In this work, we present a novel perspective of enhancing the fault tolerance of digital circuits, by employing iterative structures in the processing data-paths. We start by presenting a reliability analysis for LDPC decoders. These forward-error-correction circuits implement belief propagation algorithms, with messages being passed between processing nodes in multiple iterations. We show that these iterative decoders can support errors of up to 〖10〗^(-5) with negligible decrease in error correction capability.

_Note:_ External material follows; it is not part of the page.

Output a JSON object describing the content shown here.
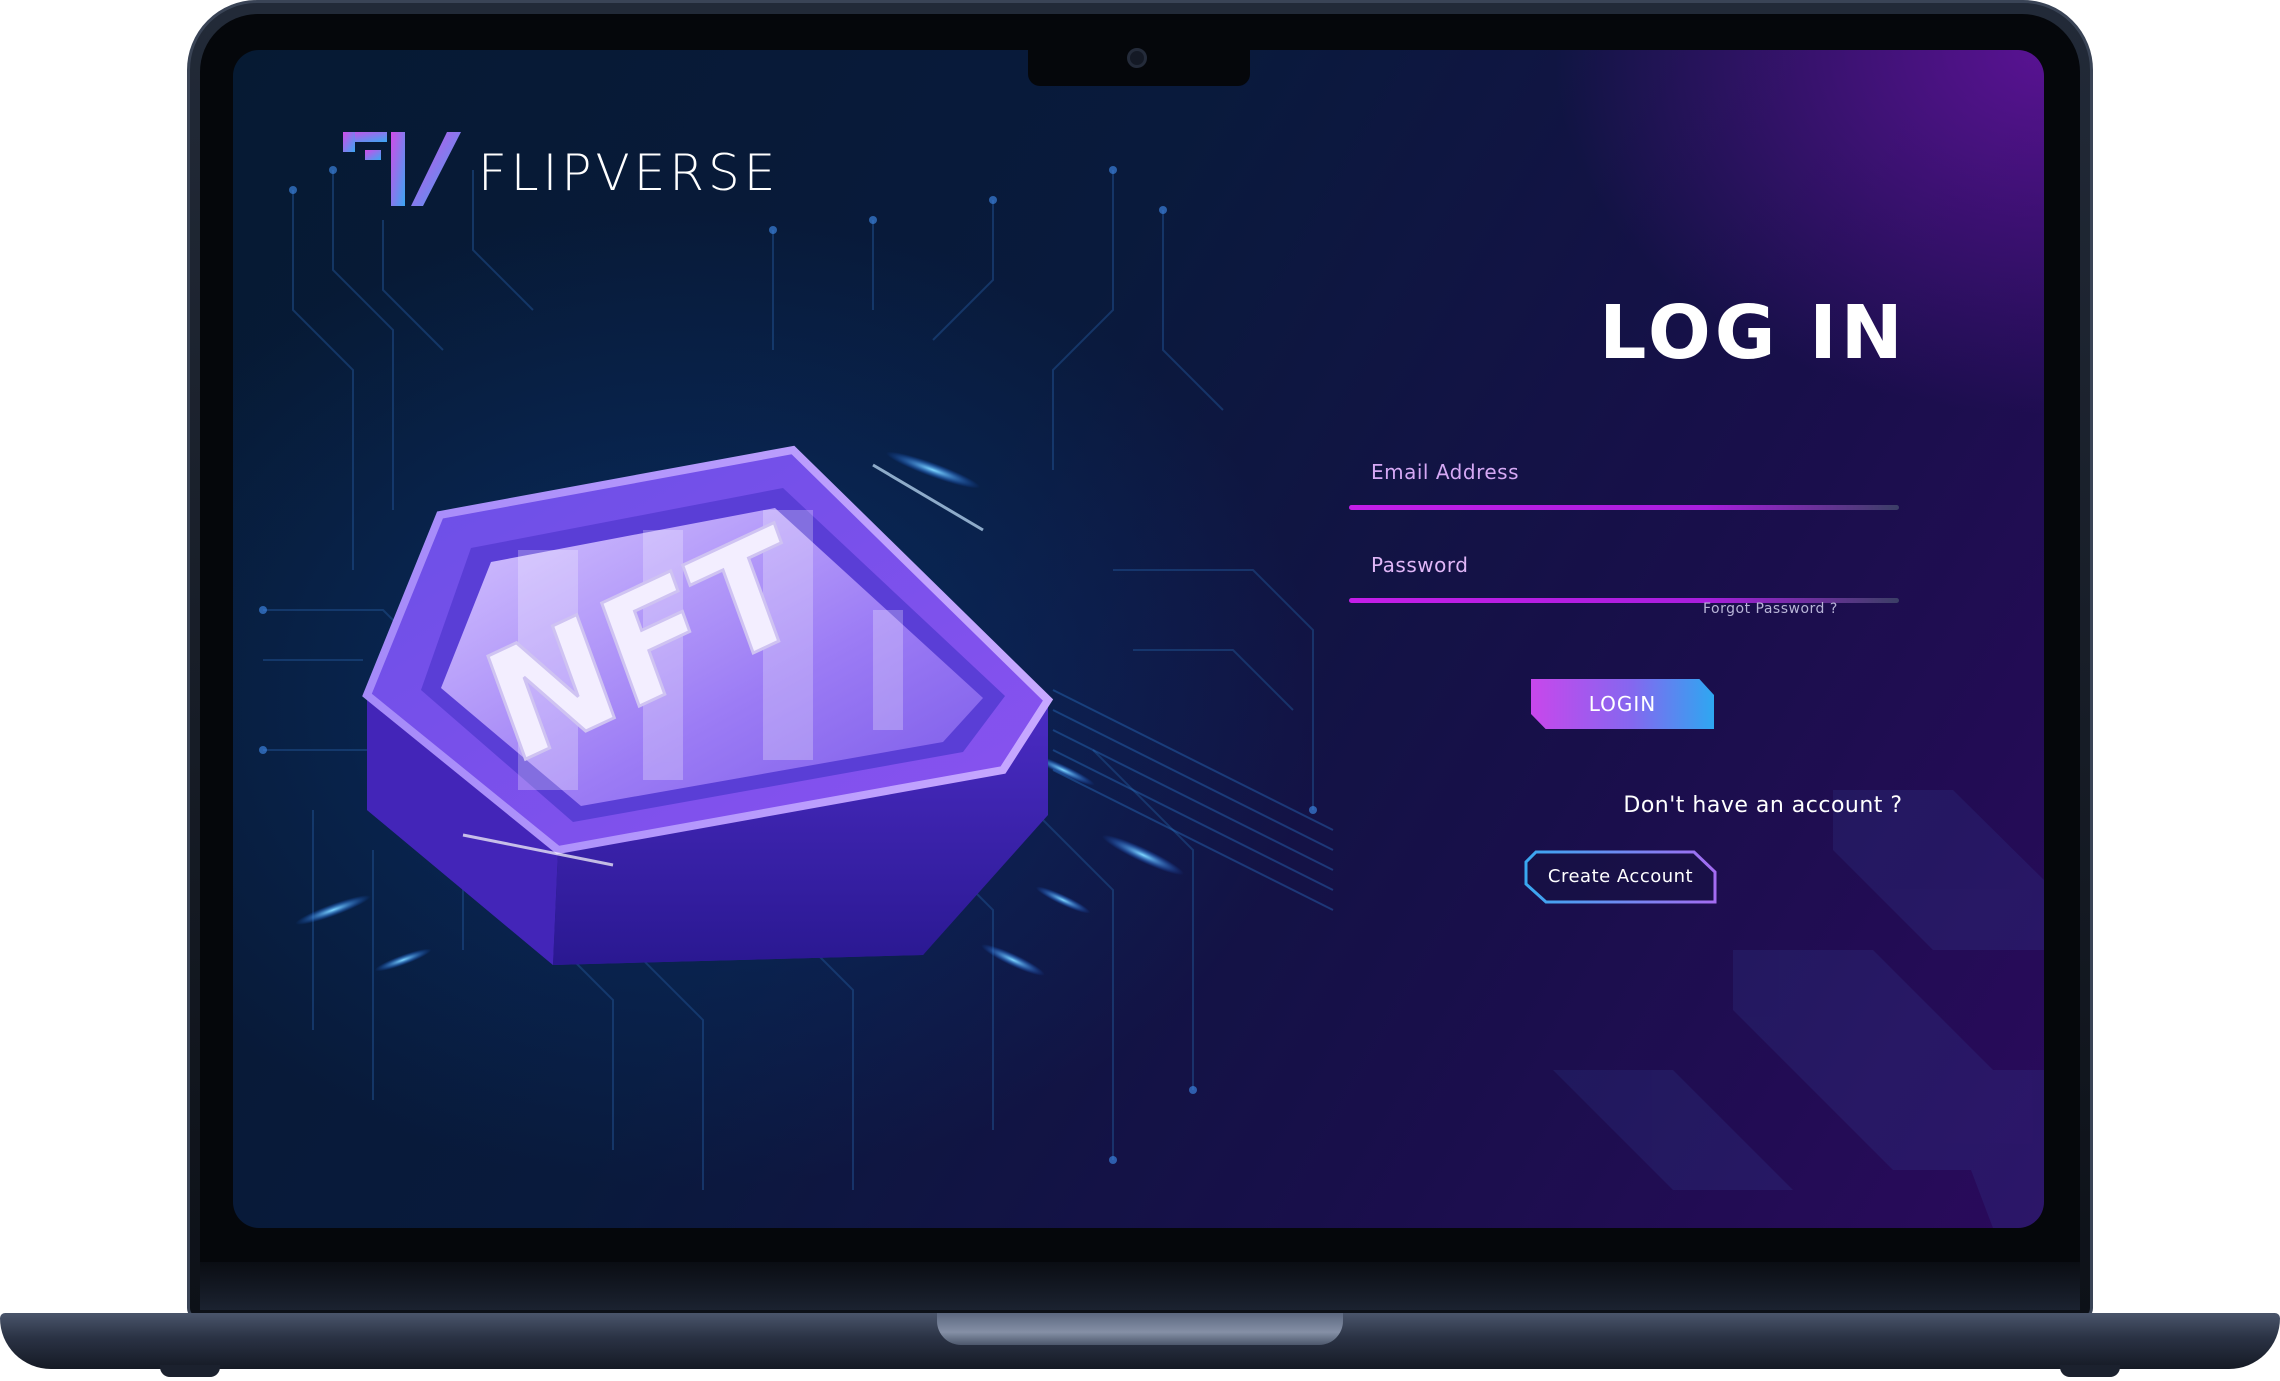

The second part of the presentation discusses a novel approach for achieving fault tolerance in processing data-path pipelines based on control engineering feedback loops. For this purpose, we rely on a correction controller that computes and applies correction factors to a sub-set of designated registers of the processing pipeline. In order to design the correction controller, and to select the subset of registers subject to correction, we model the faulty processing data-path as a process with perturbations, for which we develop a dynamic model. Based on this model, we determined the output states, represented by registers that are compared to a reference, and the corrected states, that represent the registers for which the correction factors are added. The correction process is performed in several iterations, by rewinding the data-path computation in blocks that have non-zero correction factors. A key issues is represented by the controller needing a reference. The workaround is to employ two controlled data-paths in reaction.